Originally Posted by r010159
Does this mean if I do not play the music in bit-perfect mode, then there may be problems? If I select for 24-bit playback, will the software be intelligent enough to convert the floating point numbers directly into 24-bit integers? Or will dithering come into play here?
Now that I think about it, if I am not using integer mode playback, wouldn't the floating point number be directly given to the DAC with no conversions necessary?
I'm not aware of any DACs that can handle 64-bit data, be it float or integer. There are some with 32-bit capability, but here I'm not sure if it's integer or float. As far as I'm concerned, 24-bit sampling is more than enough.
Back to dithering: it's a technique of "randomizing" the least significant bits, so that the quantization noise does not produce audible artifacts and is perceived as just noise. If you would do that on a 24-bit sample, it may affect the lowest 1 or 2 bits. That means the upper 22 bits would not be affected by dithering at all. When you send that to a DAC, it will do what it can to convert it to analog, but in reality the best you can hope to discern from the components generated noise is maybe the upper 20 bits. So whatever dithering would do is going to be inaudible anyway.
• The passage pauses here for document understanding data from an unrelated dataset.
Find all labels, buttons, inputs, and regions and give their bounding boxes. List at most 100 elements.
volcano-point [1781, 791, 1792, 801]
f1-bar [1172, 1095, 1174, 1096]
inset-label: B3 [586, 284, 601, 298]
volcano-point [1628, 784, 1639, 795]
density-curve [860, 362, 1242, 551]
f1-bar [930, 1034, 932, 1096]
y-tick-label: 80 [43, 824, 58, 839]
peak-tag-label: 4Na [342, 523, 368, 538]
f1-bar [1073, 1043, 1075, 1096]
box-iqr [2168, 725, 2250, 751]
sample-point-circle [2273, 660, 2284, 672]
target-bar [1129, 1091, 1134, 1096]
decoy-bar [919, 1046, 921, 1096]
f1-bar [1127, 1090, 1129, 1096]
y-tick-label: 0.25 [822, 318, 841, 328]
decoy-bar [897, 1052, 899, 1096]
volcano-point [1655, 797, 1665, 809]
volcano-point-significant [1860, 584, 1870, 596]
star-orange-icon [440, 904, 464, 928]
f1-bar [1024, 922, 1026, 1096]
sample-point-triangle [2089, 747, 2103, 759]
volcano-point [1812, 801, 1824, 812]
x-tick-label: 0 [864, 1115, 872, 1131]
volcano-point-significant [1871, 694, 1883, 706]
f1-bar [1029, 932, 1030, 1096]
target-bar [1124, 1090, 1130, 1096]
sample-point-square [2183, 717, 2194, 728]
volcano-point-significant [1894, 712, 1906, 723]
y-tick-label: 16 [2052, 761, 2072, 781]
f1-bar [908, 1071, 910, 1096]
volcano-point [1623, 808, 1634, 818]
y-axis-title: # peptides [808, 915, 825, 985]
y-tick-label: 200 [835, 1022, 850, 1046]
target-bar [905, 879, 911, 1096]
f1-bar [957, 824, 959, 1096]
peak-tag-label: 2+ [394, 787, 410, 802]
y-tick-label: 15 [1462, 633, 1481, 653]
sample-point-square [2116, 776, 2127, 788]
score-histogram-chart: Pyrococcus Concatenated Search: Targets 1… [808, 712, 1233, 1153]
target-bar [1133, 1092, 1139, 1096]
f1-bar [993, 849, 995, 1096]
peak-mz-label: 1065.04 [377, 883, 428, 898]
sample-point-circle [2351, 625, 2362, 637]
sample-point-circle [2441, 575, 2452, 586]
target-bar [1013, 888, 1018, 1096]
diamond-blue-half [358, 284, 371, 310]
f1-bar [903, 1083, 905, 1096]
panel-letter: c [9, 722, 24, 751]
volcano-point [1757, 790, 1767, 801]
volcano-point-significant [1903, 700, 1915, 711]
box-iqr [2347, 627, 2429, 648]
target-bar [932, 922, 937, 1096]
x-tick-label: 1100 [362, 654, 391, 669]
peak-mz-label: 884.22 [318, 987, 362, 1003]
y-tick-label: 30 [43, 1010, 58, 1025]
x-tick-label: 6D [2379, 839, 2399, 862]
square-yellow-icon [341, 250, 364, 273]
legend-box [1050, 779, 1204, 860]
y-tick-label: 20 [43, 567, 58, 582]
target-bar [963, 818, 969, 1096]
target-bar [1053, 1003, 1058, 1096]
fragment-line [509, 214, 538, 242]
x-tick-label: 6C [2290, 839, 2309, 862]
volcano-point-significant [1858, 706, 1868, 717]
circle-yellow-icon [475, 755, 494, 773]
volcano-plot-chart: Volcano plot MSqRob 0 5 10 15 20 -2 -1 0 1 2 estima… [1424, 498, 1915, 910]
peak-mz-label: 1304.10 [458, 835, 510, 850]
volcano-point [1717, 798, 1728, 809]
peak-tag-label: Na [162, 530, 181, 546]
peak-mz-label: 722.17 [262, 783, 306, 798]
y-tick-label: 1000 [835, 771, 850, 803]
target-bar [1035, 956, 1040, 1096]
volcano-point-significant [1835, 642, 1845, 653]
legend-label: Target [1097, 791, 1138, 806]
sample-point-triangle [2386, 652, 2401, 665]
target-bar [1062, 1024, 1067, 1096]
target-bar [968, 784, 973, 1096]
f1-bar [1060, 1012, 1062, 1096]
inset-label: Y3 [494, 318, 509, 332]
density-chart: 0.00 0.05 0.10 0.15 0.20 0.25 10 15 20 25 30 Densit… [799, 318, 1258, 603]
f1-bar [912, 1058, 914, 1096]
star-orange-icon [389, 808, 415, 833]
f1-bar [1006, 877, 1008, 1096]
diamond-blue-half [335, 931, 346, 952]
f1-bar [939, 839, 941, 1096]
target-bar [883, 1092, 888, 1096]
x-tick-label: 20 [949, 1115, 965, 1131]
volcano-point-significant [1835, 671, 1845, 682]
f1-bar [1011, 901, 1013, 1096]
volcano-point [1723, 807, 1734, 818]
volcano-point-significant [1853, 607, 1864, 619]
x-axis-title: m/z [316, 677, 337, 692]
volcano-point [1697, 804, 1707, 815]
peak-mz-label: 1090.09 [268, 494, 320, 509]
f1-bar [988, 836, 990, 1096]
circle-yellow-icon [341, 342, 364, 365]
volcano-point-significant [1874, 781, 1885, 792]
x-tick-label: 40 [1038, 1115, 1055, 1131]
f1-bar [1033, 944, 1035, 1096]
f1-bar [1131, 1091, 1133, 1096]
Some players don''t bother dithering 24-bit output at all and just chop off the decimal part, but I don't know if all do that (they should, as dithering 24-bit audio is just wasting CPU cycles).
Regarding problems in the non-bit-perfect world: the way I approach this whole thing is I choose bit perfect just for the peace of mind that the sound is as good as it can be. I'm not sure if I could distinguish between bit-perfect WASAPI playback and DS, even in 16-bit. But if you want the theoretical explanation, then the dithering done during the CD mastering is there to begin with, and combining it with the dithering in software may increase the noise level. Still, clever noise shaping algorithms should minimize the impact of this effect, and you are unlikely to ever hear it, unless you're planning to get deaf. If you hear any noise during CD playback, it's probably the tape noise from master recording - this happens a lot on older CDs.